Question

Consider the following Linear Programming Problem P:
Minimize \(3x_1 + 4x_2\)
subject to \[ x_1 - x_2 \le 1, \] \[ x_1 + x_2 \ge 3, \] \[ x_1 \ge 0, x_2 \ge 0. \] The optimal value of the problem P is ..................

Hint:

For minimization problems with an unbounded feasible region, if the objective function's coefficients are all non-negative, the optimal solution will always exist and occur at a corner point. There is no need to test points at infinity.

Answer 1

Step 1: Understanding the Concept:
This is a linear programming problem. For a problem with two variables, we can solve it graphically.

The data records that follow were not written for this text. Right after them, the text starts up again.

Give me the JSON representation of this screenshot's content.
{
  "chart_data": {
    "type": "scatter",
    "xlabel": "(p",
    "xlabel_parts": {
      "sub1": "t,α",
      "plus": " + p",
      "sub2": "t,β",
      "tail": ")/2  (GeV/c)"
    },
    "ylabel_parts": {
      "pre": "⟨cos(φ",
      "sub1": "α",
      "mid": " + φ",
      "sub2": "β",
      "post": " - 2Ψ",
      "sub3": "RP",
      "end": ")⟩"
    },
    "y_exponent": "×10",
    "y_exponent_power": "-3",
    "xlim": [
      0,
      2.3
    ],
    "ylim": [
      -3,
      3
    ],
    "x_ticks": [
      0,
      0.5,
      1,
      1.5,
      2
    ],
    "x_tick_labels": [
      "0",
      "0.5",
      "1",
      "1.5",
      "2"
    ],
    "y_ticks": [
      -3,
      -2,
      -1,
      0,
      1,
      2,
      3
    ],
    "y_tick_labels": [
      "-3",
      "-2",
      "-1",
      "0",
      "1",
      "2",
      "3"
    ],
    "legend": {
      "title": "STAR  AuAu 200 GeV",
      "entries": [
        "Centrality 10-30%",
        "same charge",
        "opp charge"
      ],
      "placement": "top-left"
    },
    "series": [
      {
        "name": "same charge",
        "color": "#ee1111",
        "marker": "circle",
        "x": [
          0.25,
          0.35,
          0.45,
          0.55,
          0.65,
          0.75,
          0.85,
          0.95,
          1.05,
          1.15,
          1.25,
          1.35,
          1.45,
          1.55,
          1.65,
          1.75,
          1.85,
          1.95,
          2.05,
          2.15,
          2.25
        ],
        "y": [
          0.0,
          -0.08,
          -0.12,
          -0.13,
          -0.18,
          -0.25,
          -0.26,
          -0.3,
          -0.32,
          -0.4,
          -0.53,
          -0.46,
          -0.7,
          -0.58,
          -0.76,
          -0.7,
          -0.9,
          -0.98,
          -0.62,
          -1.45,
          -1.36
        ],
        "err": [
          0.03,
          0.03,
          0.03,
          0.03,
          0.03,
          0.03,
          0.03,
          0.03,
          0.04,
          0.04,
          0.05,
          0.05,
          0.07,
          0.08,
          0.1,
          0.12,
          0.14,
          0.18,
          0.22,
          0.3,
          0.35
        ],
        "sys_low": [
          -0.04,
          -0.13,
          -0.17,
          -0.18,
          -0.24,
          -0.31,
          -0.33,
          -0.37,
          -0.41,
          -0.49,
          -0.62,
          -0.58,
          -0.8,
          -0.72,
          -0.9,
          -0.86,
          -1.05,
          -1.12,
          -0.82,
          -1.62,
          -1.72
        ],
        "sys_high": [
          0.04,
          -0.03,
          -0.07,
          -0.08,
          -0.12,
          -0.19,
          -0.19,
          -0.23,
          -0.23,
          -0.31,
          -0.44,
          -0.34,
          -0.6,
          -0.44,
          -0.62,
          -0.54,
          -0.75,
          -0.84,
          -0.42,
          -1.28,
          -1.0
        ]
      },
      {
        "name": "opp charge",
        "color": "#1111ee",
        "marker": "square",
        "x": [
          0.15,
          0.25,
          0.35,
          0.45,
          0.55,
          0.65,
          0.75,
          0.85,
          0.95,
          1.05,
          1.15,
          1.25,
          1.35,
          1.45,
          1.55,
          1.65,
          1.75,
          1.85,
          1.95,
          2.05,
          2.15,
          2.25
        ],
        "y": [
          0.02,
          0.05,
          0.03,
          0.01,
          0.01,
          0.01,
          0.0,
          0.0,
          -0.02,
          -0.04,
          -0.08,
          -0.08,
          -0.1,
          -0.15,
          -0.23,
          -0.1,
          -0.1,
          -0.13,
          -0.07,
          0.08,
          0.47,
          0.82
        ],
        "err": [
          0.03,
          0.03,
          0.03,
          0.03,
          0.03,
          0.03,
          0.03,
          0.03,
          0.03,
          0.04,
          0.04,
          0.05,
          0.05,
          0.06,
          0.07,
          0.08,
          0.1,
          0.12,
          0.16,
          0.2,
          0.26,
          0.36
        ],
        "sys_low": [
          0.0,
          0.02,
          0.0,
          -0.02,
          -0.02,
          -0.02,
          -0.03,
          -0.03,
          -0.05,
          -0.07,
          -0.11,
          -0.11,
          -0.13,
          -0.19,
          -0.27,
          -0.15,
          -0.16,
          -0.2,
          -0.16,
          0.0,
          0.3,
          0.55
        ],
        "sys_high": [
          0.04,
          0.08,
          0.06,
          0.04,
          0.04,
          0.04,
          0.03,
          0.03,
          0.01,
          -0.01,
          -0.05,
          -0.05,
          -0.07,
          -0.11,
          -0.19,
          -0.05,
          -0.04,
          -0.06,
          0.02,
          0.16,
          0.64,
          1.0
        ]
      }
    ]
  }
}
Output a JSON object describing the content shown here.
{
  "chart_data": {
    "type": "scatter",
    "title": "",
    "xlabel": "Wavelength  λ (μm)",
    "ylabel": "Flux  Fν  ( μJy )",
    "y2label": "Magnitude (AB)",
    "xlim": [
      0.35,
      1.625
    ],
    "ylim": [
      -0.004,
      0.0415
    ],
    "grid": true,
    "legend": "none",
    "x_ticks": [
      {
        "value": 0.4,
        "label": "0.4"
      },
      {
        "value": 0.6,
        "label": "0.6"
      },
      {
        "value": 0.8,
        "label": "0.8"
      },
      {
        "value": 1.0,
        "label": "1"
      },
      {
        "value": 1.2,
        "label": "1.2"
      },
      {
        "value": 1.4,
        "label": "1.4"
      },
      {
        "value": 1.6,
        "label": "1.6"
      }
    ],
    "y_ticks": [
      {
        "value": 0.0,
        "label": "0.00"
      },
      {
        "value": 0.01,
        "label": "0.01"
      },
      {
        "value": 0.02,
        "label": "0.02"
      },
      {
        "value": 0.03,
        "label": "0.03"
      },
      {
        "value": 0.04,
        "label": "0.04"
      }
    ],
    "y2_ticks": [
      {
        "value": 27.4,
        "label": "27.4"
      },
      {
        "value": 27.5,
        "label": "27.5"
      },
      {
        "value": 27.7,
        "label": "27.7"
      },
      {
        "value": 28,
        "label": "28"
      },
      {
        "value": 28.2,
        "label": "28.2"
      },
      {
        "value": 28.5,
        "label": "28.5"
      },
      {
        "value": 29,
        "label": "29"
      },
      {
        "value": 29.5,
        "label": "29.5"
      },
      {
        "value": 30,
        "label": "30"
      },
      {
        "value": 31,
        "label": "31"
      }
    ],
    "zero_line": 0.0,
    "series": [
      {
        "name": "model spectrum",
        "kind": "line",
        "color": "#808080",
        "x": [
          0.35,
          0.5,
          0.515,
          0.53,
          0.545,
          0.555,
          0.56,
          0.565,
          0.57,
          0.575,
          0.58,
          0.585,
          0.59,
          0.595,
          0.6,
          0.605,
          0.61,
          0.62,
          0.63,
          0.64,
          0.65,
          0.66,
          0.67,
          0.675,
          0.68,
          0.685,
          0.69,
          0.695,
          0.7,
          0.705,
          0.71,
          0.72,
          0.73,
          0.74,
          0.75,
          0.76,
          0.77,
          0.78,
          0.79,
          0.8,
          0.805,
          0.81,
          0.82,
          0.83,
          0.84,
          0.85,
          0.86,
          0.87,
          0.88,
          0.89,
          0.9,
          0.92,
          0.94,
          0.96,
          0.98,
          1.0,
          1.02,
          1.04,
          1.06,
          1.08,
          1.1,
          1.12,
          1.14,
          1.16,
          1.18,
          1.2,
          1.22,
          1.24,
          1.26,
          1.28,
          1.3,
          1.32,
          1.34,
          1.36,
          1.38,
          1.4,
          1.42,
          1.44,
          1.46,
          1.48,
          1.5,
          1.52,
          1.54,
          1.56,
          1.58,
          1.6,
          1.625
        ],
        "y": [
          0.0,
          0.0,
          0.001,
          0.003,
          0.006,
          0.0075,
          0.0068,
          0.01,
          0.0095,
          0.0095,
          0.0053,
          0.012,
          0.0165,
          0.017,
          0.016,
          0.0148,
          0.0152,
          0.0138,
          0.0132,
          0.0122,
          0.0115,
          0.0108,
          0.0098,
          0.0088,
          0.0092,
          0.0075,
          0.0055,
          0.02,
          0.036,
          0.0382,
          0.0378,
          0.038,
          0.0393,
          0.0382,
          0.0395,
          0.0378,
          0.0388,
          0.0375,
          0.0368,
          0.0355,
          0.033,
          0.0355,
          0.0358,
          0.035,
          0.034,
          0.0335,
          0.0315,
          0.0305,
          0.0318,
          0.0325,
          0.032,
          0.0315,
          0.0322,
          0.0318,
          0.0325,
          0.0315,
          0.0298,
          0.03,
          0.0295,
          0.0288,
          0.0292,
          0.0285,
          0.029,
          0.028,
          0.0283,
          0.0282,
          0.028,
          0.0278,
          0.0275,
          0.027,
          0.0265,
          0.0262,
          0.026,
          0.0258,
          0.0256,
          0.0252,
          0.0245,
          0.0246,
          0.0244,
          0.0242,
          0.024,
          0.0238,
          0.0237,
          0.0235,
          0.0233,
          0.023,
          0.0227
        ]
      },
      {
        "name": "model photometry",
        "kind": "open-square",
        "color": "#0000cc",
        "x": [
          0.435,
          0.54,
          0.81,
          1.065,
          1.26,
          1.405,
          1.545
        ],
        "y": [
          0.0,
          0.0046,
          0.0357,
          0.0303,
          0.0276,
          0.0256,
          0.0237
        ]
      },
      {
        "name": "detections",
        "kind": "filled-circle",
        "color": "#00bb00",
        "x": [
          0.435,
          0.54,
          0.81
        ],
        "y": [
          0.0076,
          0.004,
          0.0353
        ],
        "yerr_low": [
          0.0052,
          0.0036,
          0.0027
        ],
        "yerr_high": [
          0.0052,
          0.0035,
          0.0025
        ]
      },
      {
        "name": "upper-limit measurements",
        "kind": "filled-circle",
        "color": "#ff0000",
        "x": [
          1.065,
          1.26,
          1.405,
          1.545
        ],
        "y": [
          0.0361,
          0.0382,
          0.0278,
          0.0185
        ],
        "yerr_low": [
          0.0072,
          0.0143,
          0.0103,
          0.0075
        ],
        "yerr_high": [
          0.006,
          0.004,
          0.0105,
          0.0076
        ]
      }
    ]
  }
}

We need to identify the feasible region defined by the constraints, find the coordinates of the corner points (vertices) of this region, and then evaluate the objective function at these points to find the minimum value.
Step 3: Detailed Explanation:
Step 3.1: Graph the feasible region.
The constraints are: 1. \(x_1 - x_2 \le 1 \implies x_2 \ge x_1 - 1\). The boundary is the line \(x_2 = x_1 - 1\). The feasible region is above this line. 2. \(x_1 + x_2 \ge 3 \implies x_2 \ge -x_1 + 3\). The boundary is the line \(x_2 = -x_1 + 3\). The feasible region is above this line. 3. \(x_1 \ge 0\) and \(x_2 \ge 0\). This restricts the region to the first quadrant. The feasible region is the area in the first quadrant that is above both lines. This region is unbounded from the top.
Step 3.2: Find the corner points.
The corner points are the vertices of the feasible region.
- Point A: Intersection of \(x_1 = 0\) and \(x_1 + x_2 = 3\).
Substituting \(x_1=0\) gives \(0 + x_2 = 3 \implies x_2 = 3\).
So, Point A is \((0, 3)\).
Check other constraints: \(0-3 = -3 \le 1\) (True).
- Point B: Intersection of the two lines \(x_1 - x_2 = 1\) and \(x_1 + x_2 = 3\). Adding the two equations: \((x_1 - x_2) + (x_1 + x_2) = 1 + 3 \implies 2x_1 = 4 \implies x_1 = 2\).
Substituting \(x_1=2\) into \(x_1 + x_2 = 3\) gives \(2 + x_2 = 3 \implies x_2 = 1\). So, Point B is \((2, 1)\).
The feasible region has two corner points: (0, 3) and (2, 1).
Step 3.3: Evaluate the objective function at the corner points.
The objective function to minimize is \(Z = 3x_1 + 4x_2\).
- At Point A (0, 3): \(Z = 3(0) + 4(3) = 12\).
- At Point B (2, 1): \(Z = 3(2) + 4(1) = 6 + 4 = 10\).
Since the feasible region is unbounded, we must verify that the minimum is not unbounded. The objective function coefficients are positive, so as \(x_1\) or \(x_2\) increase, Z increases. Thus, the minimum must occur at one of the corner points.
Step 4: Final Answer:
Comparing the values, the minimum value is 10, which occurs at the point (2, 1).
Step 5: Why This is Correct:
The graphical method correctly identifies the feasible region and its vertices. The evaluation of the objective function at these vertices shows that the minimum value is 10. Since the objective function increases as we move away from the origin within the feasible region, this minimum value is the optimal solution.